Throwing Away Pennsylvania National ReviewThe Editors -Yesterday
The conventional wisdom has been that Donald Trump might hurt Republican prospects in the midterms by endorsing and boosting flawed candidates. That’s a valid concern, but the Republican Senate primary in Pennsylvania is a showcase for a different dynamic — a flawed Trump-endorsed candidate potentially getting surpassed by a perhaps even more flawed non-endorsed MAGA Republican.
© Hannah Beier/Reuters Pennsylvania Republican Senate candidate Dr. Mehmet Oz speaks during a rally held by former President Donald Trump at the Westmoreland Fairgrounds in Greensburg, Penn., May 6, 2022.
Kathy Barnette, a little-known right-wing commentator running what had been a long-shot Senate campaign, has surged near the top of the multi-candidate field, pulling basically even with Mehmet Oz, the TV doctor endorsed by Trump.
Barnette, an African American, has a compelling personal story. She has spoken powerfully about her mother being raped when she was eleven years old and delivering Barnette when she was just twelve. The more people can hear this moving story the better, and the pro-life movement would be well-served to put her on the speaking circuit. But she’d be an enormous risk as the GOP’s Pennsylvania Senate candidate, reminiscent of the party’s picks who lost winnable Senate races in the Tea Party era, such as Christine O’Donnell and Sharron Angle.
She’s made statements over the years that will readily be used against her in a general-election campaign, and she’s been cagey about aspects of her past, including when she first moved to and voted in Pennsylvania.
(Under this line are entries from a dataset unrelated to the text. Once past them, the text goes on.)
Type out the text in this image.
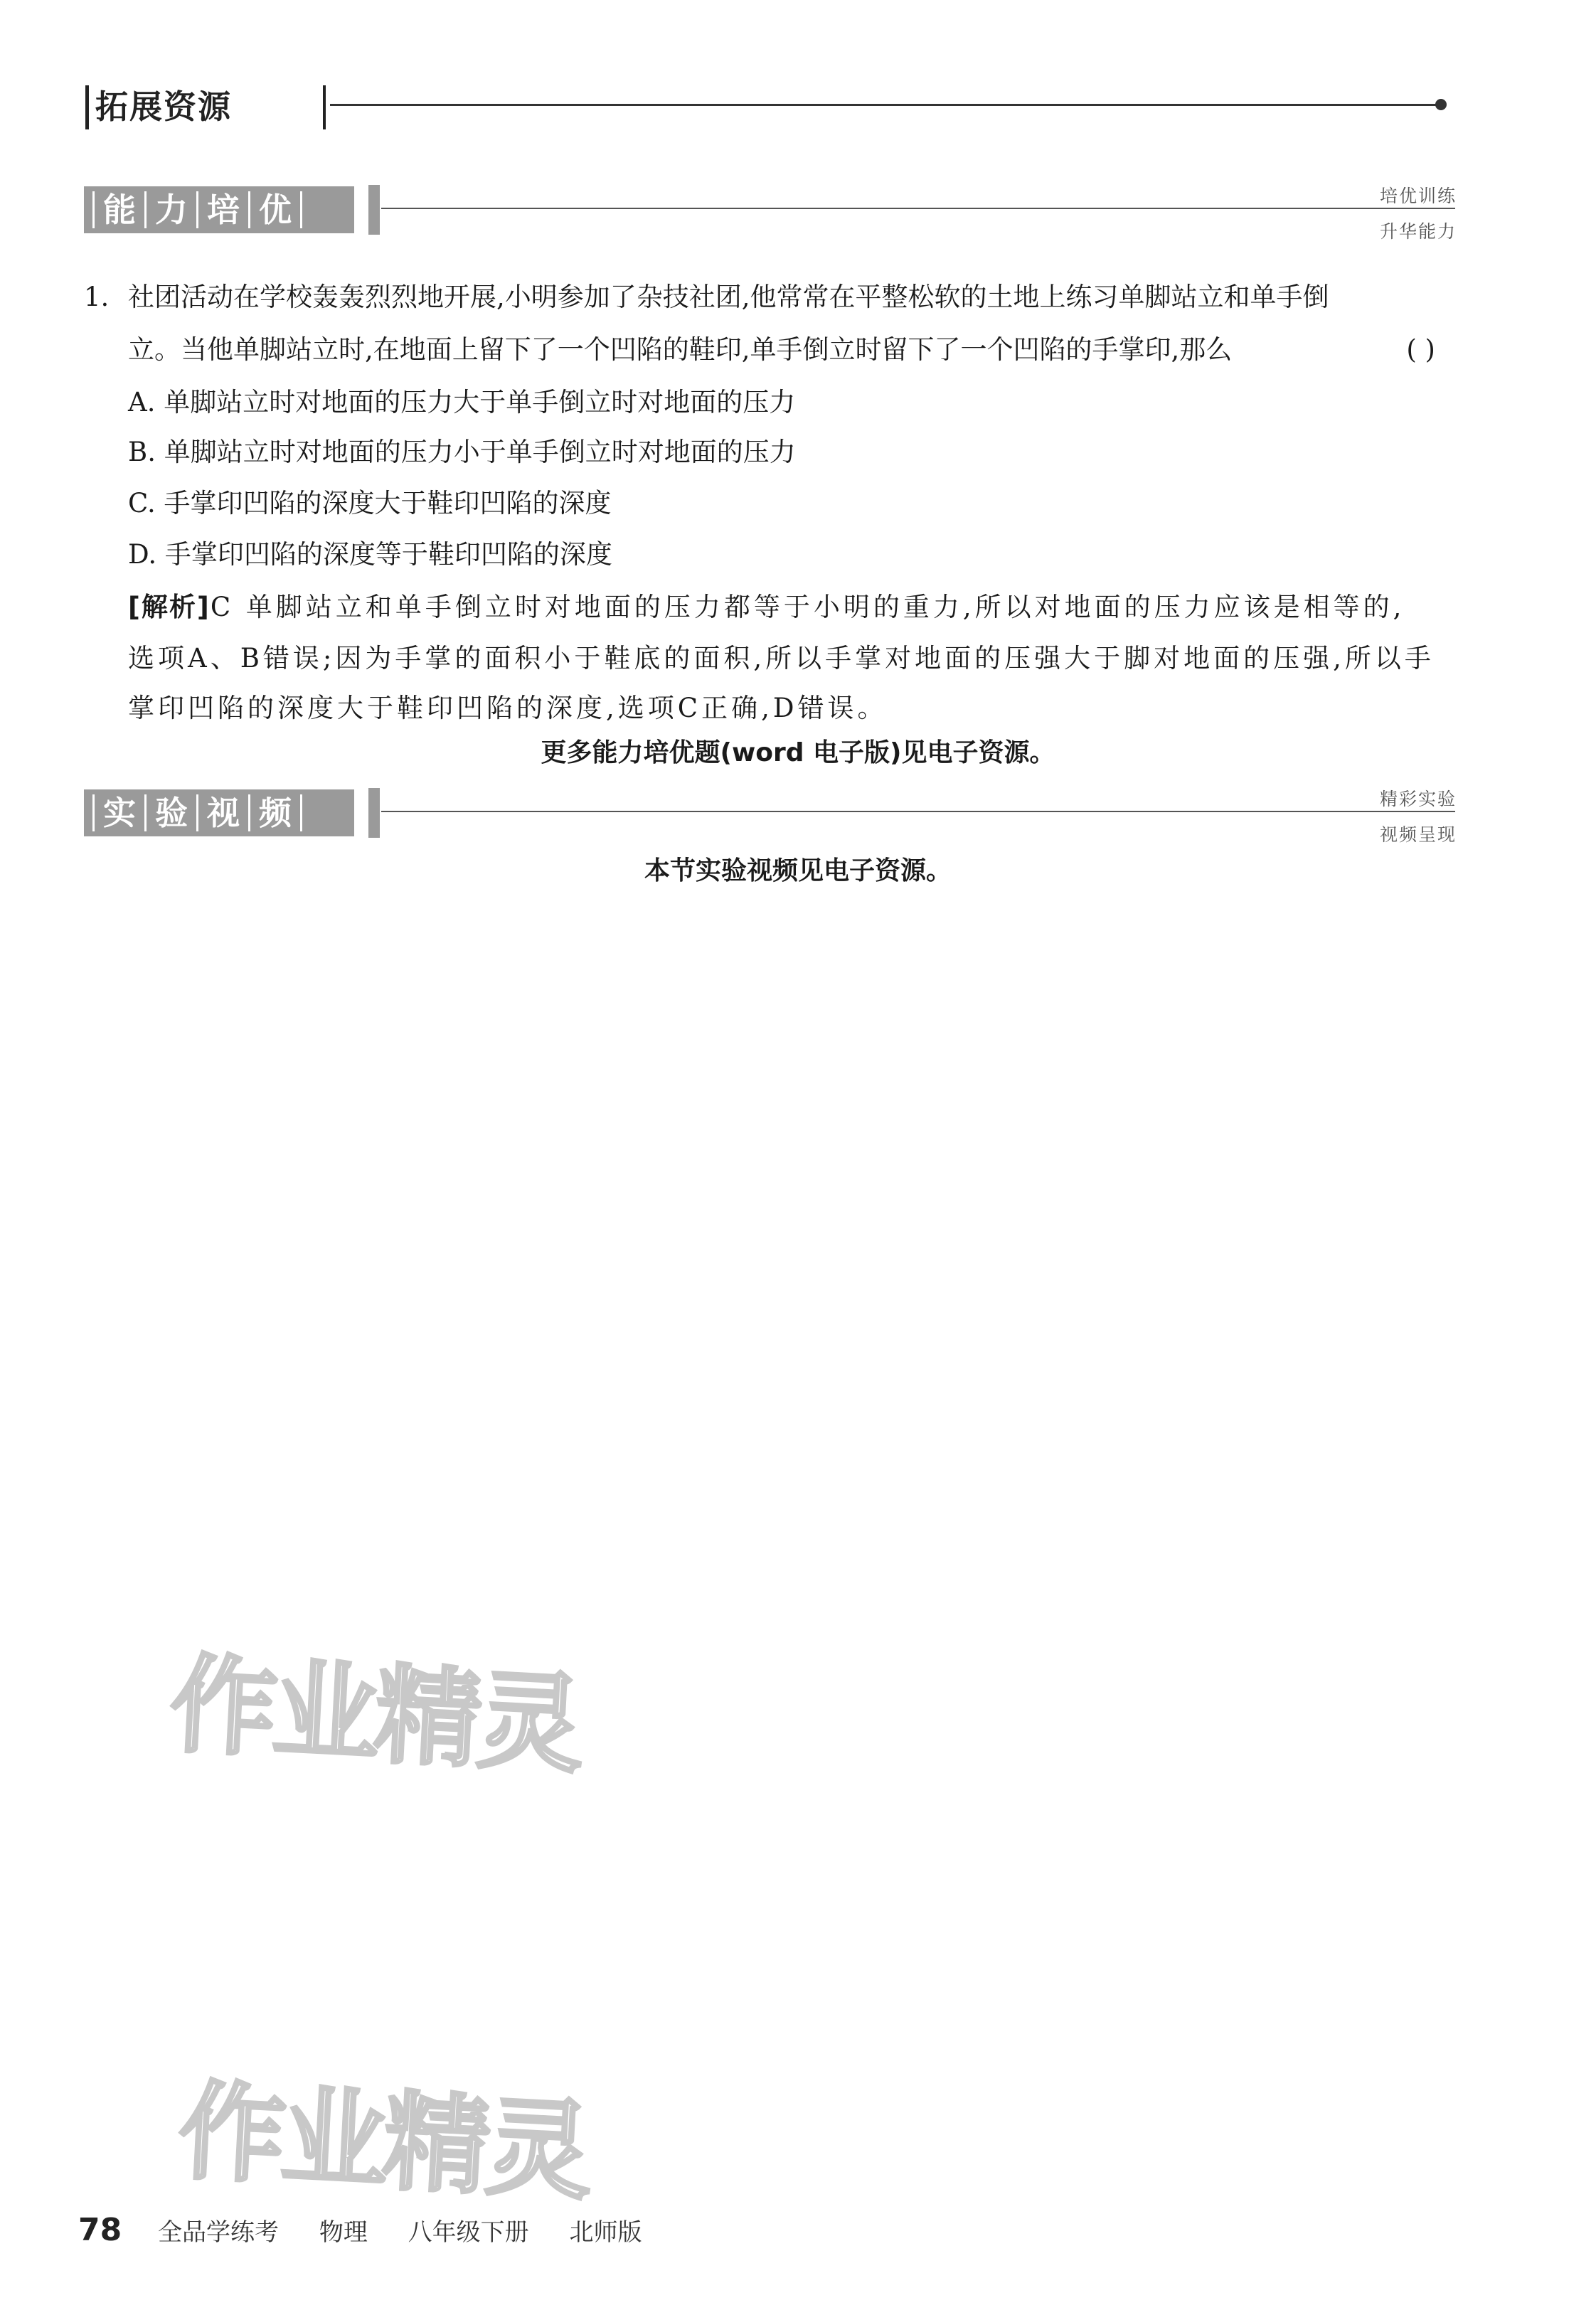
拓展资源
能 力 培 优	培优训练
升华能力
1. 社团活动在学校轰轰烈烈地开展,小明参加了杂技社团,他常常在平整松软的土地上练习单脚站立和单手倒
立。当他单脚站立时,在地面上留下了一个凹陷的鞋印,单手倒立时留下了一个凹陷的手掌印,那么	( )
A. 单脚站立时对地面的压力大于单手倒立时对地面的压力
B. 单脚站立时对地面的压力小于单手倒立时对地面的压力
C. 手掌印凹陷的深度大于鞋印凹陷的深度
D. 手掌印凹陷的深度等于鞋印凹陷的深度
[解析]C 单脚站立和单手倒立时对地面的压力都等于小明的重力,所以对地面的压力应该是相等的,
选项A、B错误;因为手掌的面积小于鞋底的面积,所以手掌对地面的压强大于脚对地面的压强,所以手
掌印凹陷的深度大于鞋印凹陷的深度,选项C正确,D错误。
更多能力培优题(word 电子版)见电子资源。
实 验 视 频	精彩实验
视频呈现
本节实验视频见电子资源。
作业精灵
作业精灵
78 全品学练考 物理 八年级下册 北师版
The party shouldn’t be putting itself in the position to find out more about all of this and fully vet Barnette after next Tuesday’s primary.
It is perhaps understandable that primary voters have been interested in Barnette, given the alternatives. Dr. Oz is a shrewd man and talented communicator with a successful TV show under his belt to prove it, but he’s not a conservative. He happened to win the contest for Trump’s endorsement, largely because of his celebrity, but his record of liberal statements on issues like abortion and guns has provided fodder for his Republican opponents.
The other major GOP candidate, Dave McCormick, is a former hedge-fund executive and an establishment Republican from central casting, although he’s been running as an “America First” candidate. He’d probably be a more reliable conservative vote in the Senate than Oz, but has run a lackluster campaign and isn’t a natural fit for working-class Pennsylvania.
If the Senate race isn’t tremendously encouraging, the gubernatorial race has been even worse. State senator Doug Mastriano has a solid lead in the latest polling. Endorsed by Trump on Saturday, Mastriano is a full-blown conspiracy theorist about the 2020 election and was outside the Capitol on January 6. Besides having demonstrated his unsuitability for major office, he’s the candidate Democrats hope to run against in November, and they’ve made their preference known by subtly promoting him. Either of the two Republicans currently running behind Mastriano, former representative Lou Barletta or former U.S. attorney Bill McSwain, would be better candidates, but they have to be rated long shots at this point.
Nominating train-wreck candidates at the state level could also be a drag on close House and state legislative races.
It’s going to be a Republican year in the midterms, the kind of year that often sweeps in unlikely and unworthy candidates — and the Pennsylvania Republican Party is acting like it’s banking on it.